I had the pleasure today of attending a discussion at the Yoga Festival Toronto about yoga in the modern world. The dialogue turned for a moment to the idea that we do not have to liberate ourselves from worldly concerns like our jobs, our families and our lives in society in order to do yoga. In fact, we can view everything we do as a part of our practice, contemplation and being of yoga. This is the Karma Yoga that Shri Krishna speaks of in the Bhagavad Gita. Karma Yoga is not just when we do volunteering (seva); it is the bringing of yogic wisdom and being-ness to our daily situation, our daily actions, “the inaction in action”, the quiet and evenness we bring to our interactions with others and the task at hand.

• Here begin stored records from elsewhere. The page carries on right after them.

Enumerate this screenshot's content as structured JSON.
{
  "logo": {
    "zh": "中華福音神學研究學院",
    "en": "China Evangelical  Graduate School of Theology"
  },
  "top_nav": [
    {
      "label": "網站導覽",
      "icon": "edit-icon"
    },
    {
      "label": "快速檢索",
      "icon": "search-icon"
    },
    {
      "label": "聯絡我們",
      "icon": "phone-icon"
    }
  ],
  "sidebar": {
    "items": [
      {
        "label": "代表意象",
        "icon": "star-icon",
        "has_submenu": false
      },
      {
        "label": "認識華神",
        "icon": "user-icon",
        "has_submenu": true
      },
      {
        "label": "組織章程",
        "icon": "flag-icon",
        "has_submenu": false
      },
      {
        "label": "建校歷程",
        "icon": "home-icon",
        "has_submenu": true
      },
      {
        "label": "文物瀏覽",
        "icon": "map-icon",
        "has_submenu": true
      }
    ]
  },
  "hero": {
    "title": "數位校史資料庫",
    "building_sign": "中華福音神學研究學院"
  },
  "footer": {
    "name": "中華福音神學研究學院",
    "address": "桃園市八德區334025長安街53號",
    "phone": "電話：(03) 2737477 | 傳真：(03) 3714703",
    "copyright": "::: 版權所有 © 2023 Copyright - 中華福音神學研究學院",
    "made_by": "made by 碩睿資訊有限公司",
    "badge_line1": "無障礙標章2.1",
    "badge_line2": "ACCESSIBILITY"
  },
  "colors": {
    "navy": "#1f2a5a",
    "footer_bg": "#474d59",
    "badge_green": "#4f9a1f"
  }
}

As a mother of two young children, I find that this is the main way that I find yoga in my daily life. I am brought face to face with the need to accept/cherish/savour my situation, and my phase of life as it is, rather than harkening for the free-time and practice time I had before I became a mother. For example, I notice that if I am in the sandbox with my children, thinking about a yoga class I was not able to go to for lack of a babysitter, I am not present, I suffer the feeling of regret and isolation, the children sense my distraction and act out. On the other hand, I notice that if I freely let go of clinging to yoga classes or events I am not able to attend, I have fun in the sandbox, there is a rich feeling between me and the children, and we have more meaningful interactions with the people who are present with us in that moment. Of course, this works better for me if I ensure that I regularly get some of the quiet time and yoga restoration I enjoy. Having had truly present moments with the kids then allows me, when I do get to a yoga class or meditation meeting, or lecture, to let go of any recriminating thoughts about having gone out. Yes, savouring simple moments with my kids has proven to be a very powerful form of yoga. I have found it a grounding, inspiring, slowing, loving relationship.
Being a mother who runs a yoga organization from home also constantly demands that I grow, stretch, move in-and-out of different roles, and that I have very clear boundaries about the ever creeping encroachment into family life that technology can bring about, especially for those who work from home.
Motherhood is the perfect parallel of the balancing act that we are engaged in as yogis actively involved in the world. At some point in our engagement with this wisdom tradition (or any other for that matter), we are likely to feel a tension between active practice and contemplation, engagement with family and society and retreat, the desire to do only things that are overtly connected to yoga, and the recognition of the richness that comes when we live yoga through our other passions and with and in a wider society. As modern yogis in particular, we often strive for regular retreat and periods of cloistered practice, as well as active engagement in family life, community, work, culture etc. In a parallel way for mothers, there is often a palpable, if unexpressed, tension between the act of mothering, and the act of mothering ourselves, between the nuclear world of our neighbourhood of parks and schools and kid-friendly activities, and our world of pre-baby friends, adult conversations, quiet dinners out, yoga classes just for us… While some moms delve head-long into a “kid-centred world” giving up all of their own activities, others (like me) may actively resist the separation of kid and adult worlds and set out to find a mythic half-way zone in which they can continue to do all the things they used to do, by simply bring their children. While I have adored slinging or backpacking my children through art galleries, Paris cafes, kiirtans, to my lectures, and yes, even to meditation classes, there is just no getting around the fact that every once in a while it is more relaxing, sane and enriching for everyone if the kids go to the park and I go to a lecture on yoga history on my own.
When we are active in the world, there is always more to do, more to get involved in. When I compare my involvement with that of my single friends or colleagues without children, and see their level of time commitment as superior, without recognizing the different phases of our lives we are in, I am in an internal conflict. When I compare my yoga practice on the mat or cushion before kids and now, I question myself. Measuring, quantifying, judging, analyzing, these are common ways to hear people speak about yoga nowadays. The practice practice is seen a somehow superior to the attempt at moment-to-moment beingness, which cannot be so neatly quantified. Even Karma Yoga seems to be neatly tied up in volunteer hours, external acts of activism, etc. Being a mother of young children has given me another opportunity to step back and observe our addiction to accolades, concrete acts and identity. Serving our own children, though a long-term and intense daily commitment, is often not valued as a social service. And certainly I have been asked by fellow colleagues when I’m going to get back to a more “regular yoga practice”. In the spirit of Karma Yoga, seeking skill in action, I surrender absolutely to my own daily balance of savouring my children, nurturing myself, working for a yoga organization, and engaging with art, literature, friends, family, and society. It is enough.